Article de Daniel Guérin paru dans La Révolution prolétarienne, n° 106, 15 juin 1930, p. 7-8
La grande presse bourgeoise a annoncé en termes dithyrambiques que la France venait enfin (il est temps !) de doter la Syrie d’une constitution. Et les larbins du journalisme de discourir sur cette « mesure aussi sage que libérale, et dont il y a tout lieu d’espérer qu’elle aura pour conséquence l’apaisement complet des esprits. »
Impossible de mentir d’une façon plus cynique et plus effrontée.
La première Assemblée constituante
Rappelons en quelques mots les faits :
On désigne sous le nom de Syrie un ensemble de territoires placés sous mandat français, dont les deux principaux sont la petite République Libanaise, en majorité chrétienne, et le beaucoup plus vaste Etat de Syrie, musulman. La République Libanaise est dotée d’une constitution depuis 1926 ; ce n’est donc pas d’elle qu’il s’agit aujourd’hui, mais de l’Etat de Syrie dont la capitale est Damas. Néanmoins, les larbins en mal de copie, ont cru bon d’aller interroger un Libanais chrétien, donc ennemi héréditaire de l’Islam, le Docteur Samné, sur la constitution de l’Etat musulman ; et, tout naturellement, celui-ci a déclaré que cette constitution ferait le bonheur d’un peuple au nom duquel il n’a nulle qualité pour parler, mais plutôt mille raisons pour se taire.

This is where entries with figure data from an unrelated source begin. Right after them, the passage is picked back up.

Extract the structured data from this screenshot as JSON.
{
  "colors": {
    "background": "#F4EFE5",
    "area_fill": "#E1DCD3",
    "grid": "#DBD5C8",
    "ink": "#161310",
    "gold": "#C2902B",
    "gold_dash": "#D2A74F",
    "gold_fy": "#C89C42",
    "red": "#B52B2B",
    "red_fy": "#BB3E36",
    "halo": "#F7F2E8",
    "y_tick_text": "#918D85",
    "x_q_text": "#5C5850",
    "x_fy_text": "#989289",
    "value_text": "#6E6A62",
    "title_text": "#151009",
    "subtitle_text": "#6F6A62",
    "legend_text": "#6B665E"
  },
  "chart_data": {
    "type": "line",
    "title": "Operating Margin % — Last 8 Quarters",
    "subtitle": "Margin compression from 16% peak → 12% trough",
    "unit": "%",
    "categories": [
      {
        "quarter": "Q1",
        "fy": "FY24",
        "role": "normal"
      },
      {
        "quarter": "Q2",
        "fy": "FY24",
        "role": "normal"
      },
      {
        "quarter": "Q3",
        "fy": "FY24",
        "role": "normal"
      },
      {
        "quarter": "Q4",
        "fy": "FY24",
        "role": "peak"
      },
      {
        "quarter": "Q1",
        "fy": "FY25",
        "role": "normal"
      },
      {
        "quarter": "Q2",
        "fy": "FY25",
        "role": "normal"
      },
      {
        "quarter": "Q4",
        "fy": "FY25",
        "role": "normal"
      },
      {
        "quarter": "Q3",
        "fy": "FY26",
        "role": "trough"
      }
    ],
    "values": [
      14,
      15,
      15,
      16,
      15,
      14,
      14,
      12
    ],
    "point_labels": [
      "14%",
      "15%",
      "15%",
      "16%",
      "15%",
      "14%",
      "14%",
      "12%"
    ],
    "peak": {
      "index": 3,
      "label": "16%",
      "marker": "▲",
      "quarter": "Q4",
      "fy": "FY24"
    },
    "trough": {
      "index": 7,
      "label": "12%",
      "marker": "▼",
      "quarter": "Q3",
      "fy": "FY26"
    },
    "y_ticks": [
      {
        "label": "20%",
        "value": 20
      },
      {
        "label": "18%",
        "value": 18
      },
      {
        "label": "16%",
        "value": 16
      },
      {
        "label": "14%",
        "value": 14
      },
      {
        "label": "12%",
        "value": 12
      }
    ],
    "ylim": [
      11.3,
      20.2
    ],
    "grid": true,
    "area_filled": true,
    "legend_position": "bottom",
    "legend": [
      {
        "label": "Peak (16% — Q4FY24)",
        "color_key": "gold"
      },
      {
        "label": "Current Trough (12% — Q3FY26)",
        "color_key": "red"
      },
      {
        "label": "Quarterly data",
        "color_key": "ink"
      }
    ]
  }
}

L’Etat musulman de Syrie n’a jamais accepté la domination française. La France s’y est installée, non pas en 1918 et pacifiquement comme au Liban, où une partie de la population l’avait conviée, mais en 1920, par la force des armes, à la suite de la défaite de l’Emir Fayçal, souverain de Damas, devant les troupes du général Gouraud. Jamais la France n’a réussi à se faire accepter ; et, en 1925, la révolte éclatait. Après une longue et terrible guerre, le mouvement fut réprimé ; depuis, la Syrie, vaincue mais non domptée, pansait ses blessures, subissant en silence un joug politique aussi arbitraire que mal défini.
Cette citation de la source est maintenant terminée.